Story21 王都・グラリアです。1
「あれが、『王都・グラリア』かな?」
小さな丘から遠目からでも分かる程の頑丈そうな砦、その砦に守られるように街と大きな城を見て、ミッシェルこと、姉さんに言う。
「うん、多分そうだよぉ」
「よっし、行きますか!」
姉さんに張り切って言う。
「ジン君。お腹空いたー」
姉さんの一言でコケそうになったが。
「街に着いたらな」
丘から少し歩き砦の傍まで来ると、門番らしき人が近づく俺達に気づく。
そして、門番の人が少し警戒するとこちらに向かって言った。
「止まれ。何をしにきた」
「えっと、この街に入りたいんですけど」
「ならば身分証を提示しろ。なければ、大鉄貨十枚だ」
この世界のお金は
鉄貨 10→ 大鉄貨 10→ 銅貨 10→ 大銅貨 10→ 銀貨 10→ 大銀貨 10→ 金貨 10→ 白金 10
となっており、大鉄貨は鉄貨十枚だ。
因みに物価は日本と同じで、鉄貨一枚で一円と一緒だ。何とも分かりやすい。
でもお金の事は分かっても、身分証は分からない。
「あのー、身分証って何ですか?」
「身分証は冒険者や商人、貴族達が持っている物だ。冒険者の場合は『ランクカード』となっている」
「分かりました。
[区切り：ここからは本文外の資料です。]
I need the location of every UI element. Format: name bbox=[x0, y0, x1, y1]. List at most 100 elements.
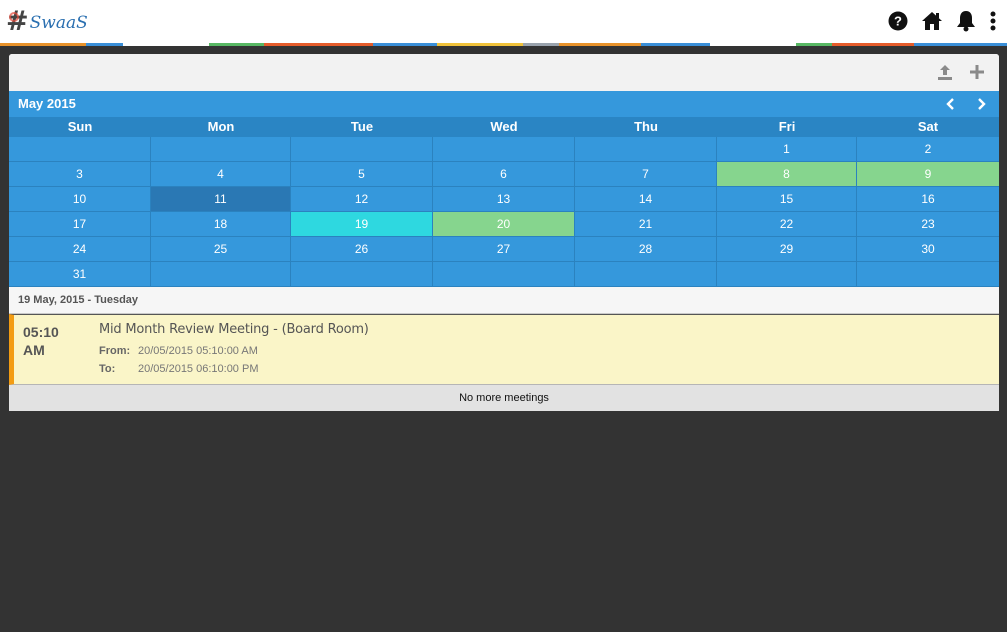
prev-month-button[interactable] bbox=[942, 96, 958, 112]
calendar-day-27[interactable]: 27 bbox=[433, 237, 575, 262]
stripe-segment bbox=[263, 43, 373, 46]
swaas-logo[interactable]: # SwaaS bbox=[6, 6, 88, 36]
stripe-segment bbox=[372, 43, 437, 46]
stripe-segment bbox=[122, 43, 210, 46]
calendar-week-row: 3456789 bbox=[9, 162, 999, 187]
calendar-empty-cell bbox=[717, 262, 857, 287]
no-more-meetings-note: No more meetings bbox=[9, 385, 999, 411]
meeting-item[interactable]: 05:10 AM Mid Month Review Meeting - (Boa… bbox=[9, 314, 999, 385]
more-vertical-icon[interactable] bbox=[989, 9, 997, 33]
calendar-day-14[interactable]: 14 bbox=[575, 187, 717, 212]
next-month-button[interactable] bbox=[974, 96, 990, 112]
calendar-empty-cell bbox=[291, 262, 433, 287]
calendar-day-12[interactable]: 12 bbox=[291, 187, 433, 212]
calendar-day-22[interactable]: 22 bbox=[717, 212, 857, 237]
stripe-segment bbox=[0, 43, 87, 46]
to-value: 20/05/2015 06:10:00 PM bbox=[138, 363, 259, 375]
logo-hash-mark: # bbox=[6, 5, 29, 37]
calendar-day-5[interactable]: 5 bbox=[291, 162, 433, 187]
month-calendar: May 2015 Sun Mon Tue Wed Thu Fri Sat 123456789… bbox=[9, 91, 999, 287]
stripe-segment bbox=[436, 43, 524, 46]
calendar-day-4[interactable]: 4 bbox=[151, 162, 291, 187]
calendar-day-2[interactable]: 2 bbox=[857, 137, 999, 162]
calendar-day-18[interactable]: 18 bbox=[151, 212, 291, 237]
stripe-segment bbox=[559, 43, 642, 46]
calendar-day-11[interactable]: 11 bbox=[151, 187, 291, 212]
stripe-segment bbox=[209, 43, 264, 46]
calendar-day-31[interactable]: 31 bbox=[9, 262, 151, 287]
calendar-week-row: 10 11 12 13 14 15 16 bbox=[9, 187, 999, 212]
calendar-empty-cell bbox=[857, 262, 999, 287]
from-value: 20/05/2015 05:10:00 AM bbox=[138, 345, 258, 357]
calendar-empty-cell bbox=[291, 137, 433, 162]
calendar-day-20[interactable]: 20 bbox=[433, 212, 575, 237]
calendar-empty-cell bbox=[151, 262, 291, 287]
calendar-day-6[interactable]: 6 bbox=[433, 162, 575, 187]
upload-icon[interactable] bbox=[935, 62, 955, 82]
stripe-segment bbox=[832, 43, 915, 46]
meeting-time-ampm: AM bbox=[23, 342, 45, 358]
calendar-day-21[interactable]: 21 bbox=[575, 212, 717, 237]
calendar-day-16[interactable]: 16 bbox=[857, 187, 999, 212]
header-actions: ? bbox=[887, 9, 997, 33]
calendar-empty-cell bbox=[575, 262, 717, 287]
month-label: May 2015 bbox=[18, 96, 76, 111]
calendar-empty-cell bbox=[151, 137, 291, 162]
calendar-day-28[interactable]: 28 bbox=[575, 237, 717, 262]
weekday-label-sat: Sat bbox=[917, 119, 939, 134]
weekday-label-mon: Mon bbox=[207, 119, 235, 134]
calendar-empty-cell bbox=[433, 137, 575, 162]
stripe-segment bbox=[641, 43, 710, 46]
calendar-empty-cell bbox=[575, 137, 717, 162]
calendar-empty-cell bbox=[433, 262, 575, 287]
home-icon[interactable] bbox=[921, 9, 943, 33]
calendar-day-17[interactable]: 17 bbox=[9, 212, 151, 237]
calendar-day-8[interactable]: 8 bbox=[717, 162, 857, 187]
stripe-segment bbox=[709, 43, 796, 46]
to-label: To: bbox=[99, 363, 116, 375]
stripe-segment bbox=[795, 43, 833, 46]
weekday-label-sun: Sun bbox=[67, 119, 93, 134]
calendar-day-24[interactable]: 24 bbox=[9, 237, 151, 262]
logo-text: SwaaS bbox=[29, 12, 88, 33]
stripe-segment bbox=[86, 43, 123, 46]
header-color-stripe bbox=[0, 43, 1007, 46]
chevron-right-icon bbox=[978, 98, 986, 110]
calendar-day-7[interactable]: 7 bbox=[575, 162, 717, 187]
calendar-week-row: 12 bbox=[9, 137, 999, 162]
calendar-day-19[interactable]: 19 bbox=[291, 212, 433, 237]
calendar-day-13[interactable]: 13 bbox=[433, 187, 575, 212]
stripe-segment bbox=[914, 43, 1007, 46]
meeting-to-row: To: 20/05/2015 06:10:00 PM bbox=[99, 363, 258, 375]
bell-icon[interactable] bbox=[955, 9, 977, 33]
selected-date-bar: 19 May, 2015 - Tuesday bbox=[9, 287, 999, 314]
weekday-label-wed: Wed bbox=[490, 119, 518, 134]
calendar-day-25[interactable]: 25 bbox=[151, 237, 291, 262]
top-header: # SwaaS ? bbox=[0, 0, 1007, 43]
calendar-day-29[interactable]: 29 bbox=[717, 237, 857, 262]
calendar-day-1[interactable]: 1 bbox=[717, 137, 857, 162]
calendar-day-30[interactable]: 30 bbox=[857, 237, 999, 262]
weekday-label-tue: Tue bbox=[350, 119, 374, 134]
calendar-header: May 2015 bbox=[9, 91, 999, 117]
calendar-day-15[interactable]: 15 bbox=[717, 187, 857, 212]
weekday-label-thu: Thu bbox=[634, 119, 658, 134]
calendar-panel: May 2015 Sun Mon Tue Wed Thu Fri Sat 123456789… bbox=[9, 54, 999, 411]
calendar-day-9[interactable]: 9 bbox=[857, 162, 999, 187]
calendar-day-10[interactable]: 10 bbox=[9, 187, 151, 212]
calendar-week-row: 31 bbox=[9, 262, 999, 287]
help-icon[interactable]: ? bbox=[887, 9, 909, 33]
from-label: From: bbox=[99, 345, 131, 357]
meeting-from-row: From: 20/05/2015 05:10:00 AM bbox=[99, 345, 258, 357]
calendar-grid: 1 2 3 4 5 6 7 8 9 10 11 12 13 14 15 16 17 18 19 20 21 22 23 24 2… bbox=[9, 137, 999, 287]
calendar-week-row: 24 25 26 27 28 29 30 bbox=[9, 237, 999, 262]
calendar-day-3[interactable]: 3 bbox=[9, 162, 151, 187]
calendar-week-row: 17 18 19 20 21 22 23 bbox=[9, 212, 999, 237]
plus-icon[interactable] bbox=[967, 62, 987, 82]
meeting-title: Mid Month Review Meeting - (Board Room) bbox=[99, 322, 369, 337]
panel-toolbar bbox=[9, 54, 999, 91]
selected-date-label: 19 May, 2015 - Tuesday bbox=[18, 294, 139, 306]
calendar-day-26[interactable]: 26 bbox=[291, 237, 433, 262]
calendar-day-23[interactable]: 23 bbox=[857, 212, 999, 237]
meeting-time-value: 05:10 bbox=[23, 324, 59, 340]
じゃあ、大鉄貨二十枚。二人分で」
俺は門番の人に身分証の説明をしてもらった後、俺と姉さんの二人分のお金を渡す。
お金を受け取ると門番の人はそれを数えると、こちらに向き直りニカッと笑う。
「うむ、しっかり受け取った。街を楽しんでくれ。因みに冒険者ギルドなら、街の中央にある」
「ありがとうございます」
「ありがとうございますぅ」
俺と姉さんは門番の人にお礼を言い、門をくぐる。
門をくぐるとそこは、物凄い活気のある場所だった。
人通りが多く、その人達に声をかける商人達。
頬や腕に傷があり、武器や盾、鎧を装備した男の人達。恐らく冒険者だろう。
良い所だなと思いながらも、少しだけ嫌な顔をする。
「あ、そういえば。ジン君、人が多い所苦手なんだっけ? 大丈夫?」
「あ、ああ。大丈夫」
そう、俺は人が密集している所が嫌いなのだ。
別に人が嫌いなのでは無い、密集している所が嫌いなのだ。
理由は吐きそうになるからだ。
入学式や卒業式は良く体調を崩した。
「さて、最初はご飯……だったが、まずは冒険者ギルドに行って冒険者登録をしに行こう。さっき門番の人が言っていた『ランクカード』を発行するのに時間がかかるかもしれない」
「うー、分かった。でもお腹ぺこぺこだからぁ、後でいっぱい食べさせてね?」
冒険者ギルドに向かって、人混みの中を歩き出す。
はぐれ無い様に、しっかりと手を繋いで。
……別に他意はないですよ? 兄弟だけど手柔らかいなーとか思ってないからね?